I drive to a nearby drug store and purchase rubber gloves, bleach, disinfectant, trash bags, air fresheners, and scrub brushes. I move into the home beauty section and pick up a pair of scissors. At the checkout counter, I grab candy and several packs of gum.
When I return to my motel room, I slide on the rubber-gloves and go to work drenching the entire tub and toilet in a gallon of bleach.
An hour later, I’m determined to stay. I’m stripped down in my black bra and shorts scrubbing the bathroom floor. I’m manic, and the scrubbing keeps me from thinking. It’s good for me not to think. Scrub. Scrub. Scrub. Clean. Clean. Clean. I have never scoured a bathroom so hard in my life. My mother wouldn’t even recognize me right now. The tub is no longer grimy. The mirror is no longer dingy.

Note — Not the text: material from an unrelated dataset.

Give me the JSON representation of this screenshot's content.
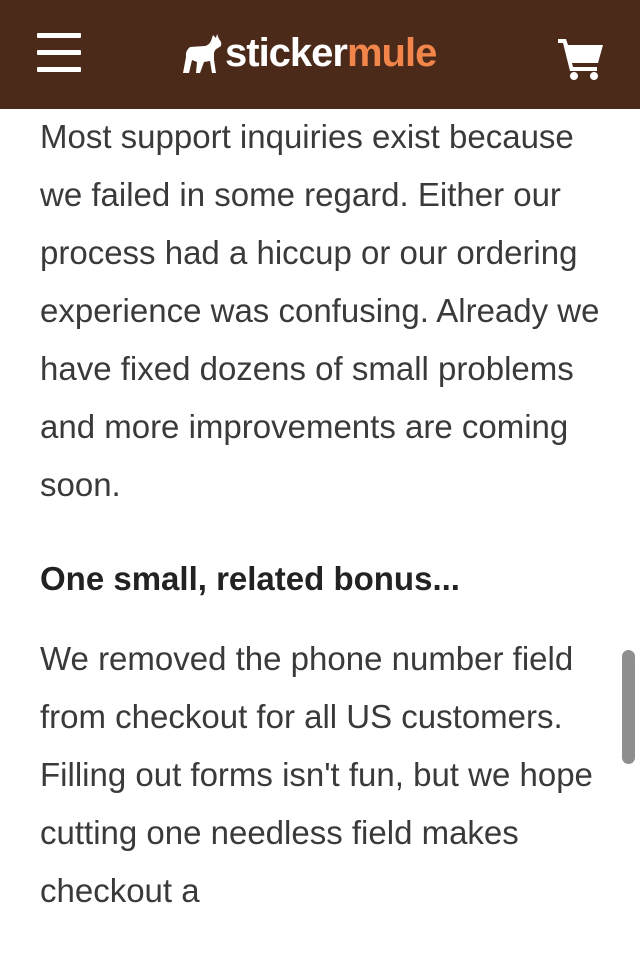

Finished, I stare at my reflection. Sweat drips from my forehead and down the sides of my face. My hair, tied back with a rubber band, looks greasy. I examine my face, and everything looks the same: dark-brown eyes, thick arched eyebrows, full lips, strong nose. I keep staring, wondering who the hell I am. I know I’m a female. I know I have two arms. Two legs. I know I used to be a basketball star. I know I used to laugh. I know I used to have friends. I know I used to have a sister. But I have no idea who I am.